Rho-dependent regulation of cell spreading by the tetraspan membrane protein Gas3/PMP22.

Gas3/PMP22 plays a crucial role in regulating myelin formation and maintenance, and different genetic alterations in gas3/PMP22 are responsible for a set of human peripheral neuropathies. We have previously demonstrated that Gas3/PMP22 could regulate susceptibility to apoptosis in NIH3T3 cells but not in REF 52 cells. In this report we demonstrate that when the apoptotic response triggered by gas3/PMP22 was counteracted by Bcl-2 coexpression, morphological changes were observed. Time-lapse analysis confirmed that Gas3/PMP22 can modulate cell spreading, and this effect was strengthened after inhibition of phosphoinositide 3-kinase. Using the active form of the small GTPase RhoA, we have been able to dissect the different Gas3/PMP22 biological activities. RhoA counteracted the Gas3/PMP22-dependent morphological response but was unable to neutralize the apoptotic response. Treatment of NIH3T3 cells with cytotoxic necrotizing factor 1, which activates endogenous Rho, also counteracted Gas3/PMP22-mediated cell shape and spreading changes. Treatment of REF 52 cells, which are unresponsive to Gas3/PMP22 overexpression, with the C3 exoenzyme, inhibiting Rho activity, renders REF 52 cells responsive to Gas3/PMP22 overexpression for cell shape and spreading changes. Finally, assembly of stress fibers and focal adhesions complexes, in response to lysophosphatidic acid-induced endogenous Rho activation, was impaired in Gas3/PMP22-overexpressing cells. We hypothesize that cell shape and spreading regulated by Gas3/PMP22 through the Rho GTPase might have an important role during Schwann cells differentiation and myelinization.

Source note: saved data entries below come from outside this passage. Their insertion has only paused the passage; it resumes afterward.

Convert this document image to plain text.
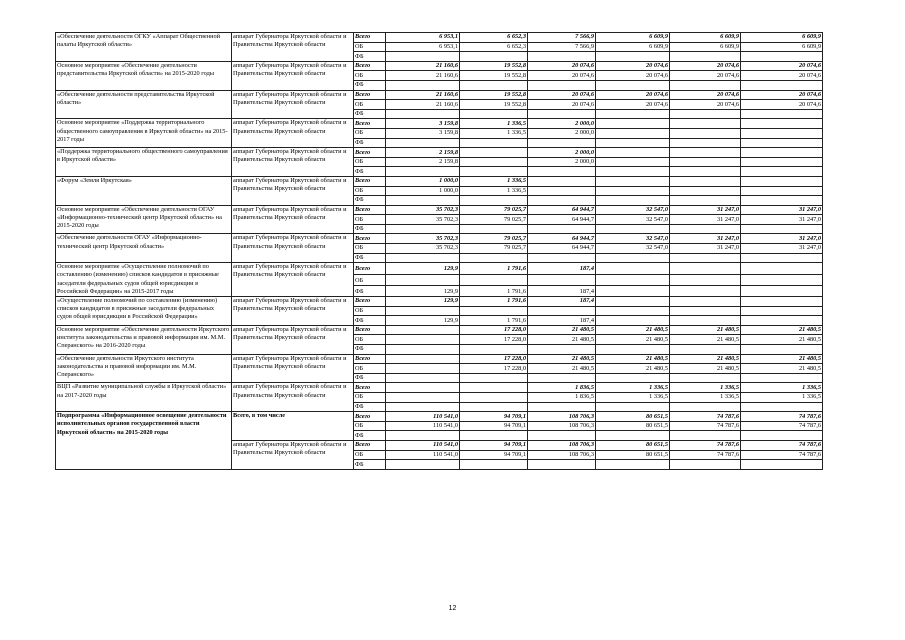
«Обеспечение деятельности ОГКУ «Аппарат Общественной палаты Иркутской области»	аппарат Губернатора Иркутской области и Правительства Иркутской области	Всего	6 953,1	6 652,3	7 566,9	6 609,9	6 609,9	6 609,9
		ОБ	6 953,1	6 652,3	7 566,9	6 609,9	6 609,9	6 609,9
		ФБ						
Основное мероприятие «Обеспечение деятельности представительства Иркутской области» на 2015-2020 годы	аппарат Губернатора Иркутской области и Правительства Иркутской области	Всего	21 160,6	19 552,8	20 074,6	20 074,6	20 074,6	20 074,6
		ОБ	21 160,6	19 552,8	20 074,6	20 074,6	20 074,6	20 074,6
		ФБ						
«Обеспечение деятельности представительства Иркутской области»	аппарат Губернатора Иркутской области и Правительства Иркутской области	Всего	21 160,6	19 552,8	20 074,6	20 074,6	20 074,6	20 074,6
		ОБ	21 160,6	19 552,8	20 074,6	20 074,6	20 074,6	20 074,6
		ФБ						
Основное мероприятие «Поддержка территориального общественного самоуправления в Иркутской области» на 2015-2017 годы	аппарат Губернатора Иркутской области и Правительства Иркутской области	Всего	3 159,8	1 336,5	2 000,0			
		ОБ	3 159,8	1 336,5	2 000,0			
		ФБ						
«Поддержка территориального общественного самоуправления в Иркутской области»	аппарат Губернатора Иркутской области и Правительства Иркутской области	Всего	2 159,8		2 000,0			
		ОБ	2 159,8		2 000,0			
		ФБ						
«Форум «Земля Иркутская»	аппарат Губернатора Иркутской области и Правительства Иркутской области	Всего	1 000,0	1 336,5				
		ОБ	1 000,0	1 336,5				
		ФБ						
Основное мероприятие «Обеспечение деятельности ОГАУ «Информационно-технический центр Иркутской области» на 2015-2020 годы	аппарат Губернатора Иркутской области и Правительства Иркутской области	Всего	35 702,3	79 025,7	64 944,7	32 547,0	31 247,0	31 247,0
		ОБ	35 702,3	79 025,7	64 944,7	32 547,0	31 247,0	31 247,0
		ФБ						
«Обеспечение деятельности ОГАУ «Информационно-технический центр Иркутской области»	аппарат Губернатора Иркутской области и Правительства Иркутской области	Всего	35 702,3	79 025,7	64 944,7	32 547,0	31 247,0	31 247,0
		ОБ	35 702,3	79 025,7	64 944,7	32 547,0	31 247,0	31 247,0
		ФБ						
Основное мероприятие «Осуществление полномочий по составлению (изменению) списков кандидатов в присяжные заседатели федеральных судов общей юрисдикции в Российской Федерации» на 2015-2017 годы	аппарат Губернатора Иркутской области и Правительства Иркутской области	Всего	129,9	1 791,6	187,4			
		ОБ						
		ФБ	129,9	1 791,6	187,4			
«Осуществление полномочий по составлению (изменению) списков кандидатов в присяжные заседатели федеральных судов общей юрисдикции в Российской Федерации»	аппарат Губернатора Иркутской области и Правительства Иркутской области	Всего	129,9	1 791,6	187,4			
		ОБ						
		ФБ	129,9	1 791,6	187,4			
Основное мероприятие «Обеспечение деятельности Иркутского института законодательства и правовой информации им. М.М. Сперанского» на 2016-2020 годы	аппарат Губернатора Иркутской области и Правительства Иркутской области	Всего		17 228,0	21 480,5	21 480,5	21 480,5	21 480,5
		ОБ		17 228,0	21 480,5	21 480,5	21 480,5	21 480,5
		ФБ						
«Обеспечение деятельности Иркутского института законодательства и правовой информации им. М.М. Сперанского»	аппарат Губернатора Иркутской области и Правительства Иркутской области	Всего		17 228,0	21 480,5	21 480,5	21 480,5	21 480,5
		ОБ		17 228,0	21 480,5	21 480,5	21 480,5	21 480,5
		ФБ						
ВЦП «Развитие муниципальной службы в Иркутской области» на 2017-2020 годы	аппарат Губернатора Иркутской области и Правительства Иркутской области	Всего			1 836,5	1 336,5	1 336,5	1 336,5
		ОБ			1 836,5	1 336,5	1 336,5	1 336,5
		ФБ						
Подпрограмма «Информационное освещение деятельности исполнительных органов государственной власти Иркутской области» на 2015-2020 годы	Всего, в том числе	Всего	110 541,0	94 709,1	108 706,3	80 651,5	74 787,6	74 787,6
		ОБ	110 541,0	94 709,1	108 706,3	80 651,5	74 787,6	74 787,6
		ФБ						
	аппарат Губернатора Иркутской области и Правительства Иркутской области	Всего	110 541,0	94 709,1	108 706,3	80 651,5	74 787,6	74 787,6
		ОБ	110 541,0	94 709,1	108 706,3	80 651,5	74 787,6	74 787,6
		ФБ						
12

Susceptibility to p53 dependent apoptosis correlates with increased levels of Gas2 and Gas3 proteins.

p53 dependent apoptosis is a critical regulator of tumorigenesis. In this paper we demonstrate that BALB/c cells transformed with a LT mutant perturbing pRb but not p53 functions (LT-2809) show unrestrained cell division under low serum condition which is actively counterbalanced by apoptosis. BALB/c cells transformed with a LT mutant perturbing p53 but not pRb functions (LT-K1), show similar unrestrained cell division but no evident signs of apoptosis when grown in low serum. Such apoptotic response of LT-2809 cells is characterised by increased expression of Gas2 which becomes proteolytically processed. Similarly Gas3 expression is markedly increased in LT-2809 cells with respect to LT-K1. Since both Gas2 and Gas3 have been previously associated with the apoptotic response at growth arrest, our observations suggest that they could also contribute to the regulation of cellular susceptibility to p53 dependent apoptosis.